Earlier, pro-Russian separatists in eastern Ukraine expressed a willingness to abide by the extended truce.
But Donetsk rebel leader Aleksander Borodai said the separatists would not hand over control of three captured border posts.
Despite the cease-fire, isolated incidents of violence were reported in the Donetsk region on June 28. The military accused the separatists of shooting at soldiers at Kramatorsk airfield. The military said there were no casualties among the troops.
Earlier on June 27 in Brussels, EU leaders warned Russia of fresh sanctions if there was no easing of tensions in eastern Ukraine by June 30.
EU leaders warned that punitive measures have been drawn up and could be levied immediately.
EU leaders also expressed frustration that the weeklong cease-fire announced by Poroshenko had not ended the fighting.
In Brussels at the signing ceremony, Poroshenko said Ukraine had "paid the highest possible price to make her European dreams come true."
Failure to sign the accords last November had sparked the Euromaidan protests that led to the ouster of former President Viktor Yanukovych.
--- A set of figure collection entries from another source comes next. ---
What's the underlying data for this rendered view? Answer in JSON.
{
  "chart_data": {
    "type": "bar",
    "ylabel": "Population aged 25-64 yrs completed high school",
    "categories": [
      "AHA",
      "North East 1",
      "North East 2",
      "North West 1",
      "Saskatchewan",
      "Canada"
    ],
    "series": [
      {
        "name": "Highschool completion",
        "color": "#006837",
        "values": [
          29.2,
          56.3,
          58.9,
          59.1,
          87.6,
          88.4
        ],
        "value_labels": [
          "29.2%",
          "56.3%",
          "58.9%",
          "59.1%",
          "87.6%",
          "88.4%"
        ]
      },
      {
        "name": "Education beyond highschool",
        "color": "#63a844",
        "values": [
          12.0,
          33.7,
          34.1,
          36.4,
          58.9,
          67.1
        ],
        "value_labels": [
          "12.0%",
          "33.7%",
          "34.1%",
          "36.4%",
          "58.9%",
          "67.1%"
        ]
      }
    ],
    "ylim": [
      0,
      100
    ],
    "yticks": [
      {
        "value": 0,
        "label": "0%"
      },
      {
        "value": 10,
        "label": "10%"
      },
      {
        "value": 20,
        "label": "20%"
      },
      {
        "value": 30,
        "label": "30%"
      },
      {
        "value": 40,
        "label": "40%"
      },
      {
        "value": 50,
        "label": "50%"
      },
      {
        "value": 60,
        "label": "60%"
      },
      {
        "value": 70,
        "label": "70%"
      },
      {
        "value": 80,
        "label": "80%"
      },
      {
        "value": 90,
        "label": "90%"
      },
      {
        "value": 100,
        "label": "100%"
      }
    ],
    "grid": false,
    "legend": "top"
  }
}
European Commission experts estimate the deal will boost Ukraine's national income by 1.2 billion euros ($1.6 billion) a year.
In Washington, U.S. State Department spokeswoman Marie Harf said Russian interference in Ukraine had failed.
"I think it is noteworthy that exactly what President [Vladimir] Putin was trying to prevent from his interfering in Ukraine has now happened," she said.
Georgia and Moldova, two other former Soviet republics, also signed trade and political accords with the EU in Brussels on June 27.
Russian Deputy Foreign Minister Grigory Karasin said the signing would have "grave consequences" for Ukraine.
White House spokesman Josh Earnest called such threats "unhelpful."
The State Department, meanwhile, cast doubt on a report by the UN High Commissioner for Refugees claiming that 110,000 Ukrainians had fled to Russia so far this year.
Spokeswoman Harf said the UN figures had not been confirmed by the United States.
Harf said it was credible that thousands had fled the conflict, but also noted there is constant human movement along the porous border between Ukraine and Russia.